Los funerales son todos rupturas de la mente, pero a los humanos nos tienta el instinto de la experiencia del absurdo.

Imaginad,si nuestras almas estuvieran en nuestras manos, ¡cuántas veces hubiéramos intentado presionar ese botón!

¡Es cierto que si alguien descubriera la muerte dentro de sí mismo, la amaría y desearía tocarla!

¿Por qué nuestra memoria no puede soportar la idea de la muerte, aunque un mosquito pueda matarnos con total mansedumbre?

Nuestro duelo es un dolor profundo por cualquier cosa.

Lloramos la eternidad durante tres días consecutivos hasta que se repite con la pérdida de otro ser querido.

La tristeza en nuestras costumbres es un caos que no sigue al acontecimiento, sino que, mejor dicho, es un contagio.

Si el dolor trajera de vuelta a los muertos, todos habrían regresado en un funeral árabe encabezado por la plañidera, a la que llaman​​ Al Kawala.

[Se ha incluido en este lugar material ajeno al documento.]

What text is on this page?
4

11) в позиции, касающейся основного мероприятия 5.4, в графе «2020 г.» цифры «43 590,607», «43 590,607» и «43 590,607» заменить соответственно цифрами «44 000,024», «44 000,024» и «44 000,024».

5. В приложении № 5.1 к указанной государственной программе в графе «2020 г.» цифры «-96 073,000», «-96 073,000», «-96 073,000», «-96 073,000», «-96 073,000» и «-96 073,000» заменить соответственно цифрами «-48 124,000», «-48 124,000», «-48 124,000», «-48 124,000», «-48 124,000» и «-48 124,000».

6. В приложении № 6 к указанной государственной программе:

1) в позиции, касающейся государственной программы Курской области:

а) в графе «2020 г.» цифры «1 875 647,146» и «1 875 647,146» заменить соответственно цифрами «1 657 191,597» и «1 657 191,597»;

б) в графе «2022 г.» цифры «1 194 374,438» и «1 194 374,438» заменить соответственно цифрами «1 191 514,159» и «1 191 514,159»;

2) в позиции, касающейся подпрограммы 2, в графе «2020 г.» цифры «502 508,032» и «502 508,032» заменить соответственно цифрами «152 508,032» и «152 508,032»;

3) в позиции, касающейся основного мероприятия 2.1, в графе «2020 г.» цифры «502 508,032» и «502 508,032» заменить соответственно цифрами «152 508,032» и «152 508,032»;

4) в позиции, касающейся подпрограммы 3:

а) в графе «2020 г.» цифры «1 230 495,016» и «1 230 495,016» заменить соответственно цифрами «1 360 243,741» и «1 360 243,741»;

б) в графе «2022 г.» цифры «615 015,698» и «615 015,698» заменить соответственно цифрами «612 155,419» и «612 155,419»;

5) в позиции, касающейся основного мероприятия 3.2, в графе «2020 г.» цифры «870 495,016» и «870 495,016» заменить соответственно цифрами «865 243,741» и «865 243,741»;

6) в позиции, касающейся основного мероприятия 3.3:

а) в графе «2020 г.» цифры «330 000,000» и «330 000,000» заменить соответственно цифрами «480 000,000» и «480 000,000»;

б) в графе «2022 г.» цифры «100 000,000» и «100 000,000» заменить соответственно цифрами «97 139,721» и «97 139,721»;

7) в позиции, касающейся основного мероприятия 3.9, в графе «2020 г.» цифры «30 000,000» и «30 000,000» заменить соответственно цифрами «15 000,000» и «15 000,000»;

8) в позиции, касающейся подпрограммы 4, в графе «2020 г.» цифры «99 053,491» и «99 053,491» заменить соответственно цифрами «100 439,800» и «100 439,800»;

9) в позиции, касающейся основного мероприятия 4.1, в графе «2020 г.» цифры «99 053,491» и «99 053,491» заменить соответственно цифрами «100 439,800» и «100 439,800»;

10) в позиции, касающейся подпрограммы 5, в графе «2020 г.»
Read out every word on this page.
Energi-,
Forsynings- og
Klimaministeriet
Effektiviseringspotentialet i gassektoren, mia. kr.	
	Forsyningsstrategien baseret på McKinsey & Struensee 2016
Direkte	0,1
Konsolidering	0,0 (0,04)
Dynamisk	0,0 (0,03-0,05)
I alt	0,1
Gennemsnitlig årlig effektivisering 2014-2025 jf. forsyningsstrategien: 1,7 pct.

Si pudiera, el muerto lloraría sobre sí mismo por las desalentadoras palabras de esa mujer y por ​​ cómo fermenta toda esa tristeza y la repite una y otra vez, obligando a las mujeres a llorar y reprendiendo a los que no repiten sus palabras. Después​​ amenaza con detenerse y con dejar de mencionar las virtudes de esos difuntos, a los que nunca ha conocido.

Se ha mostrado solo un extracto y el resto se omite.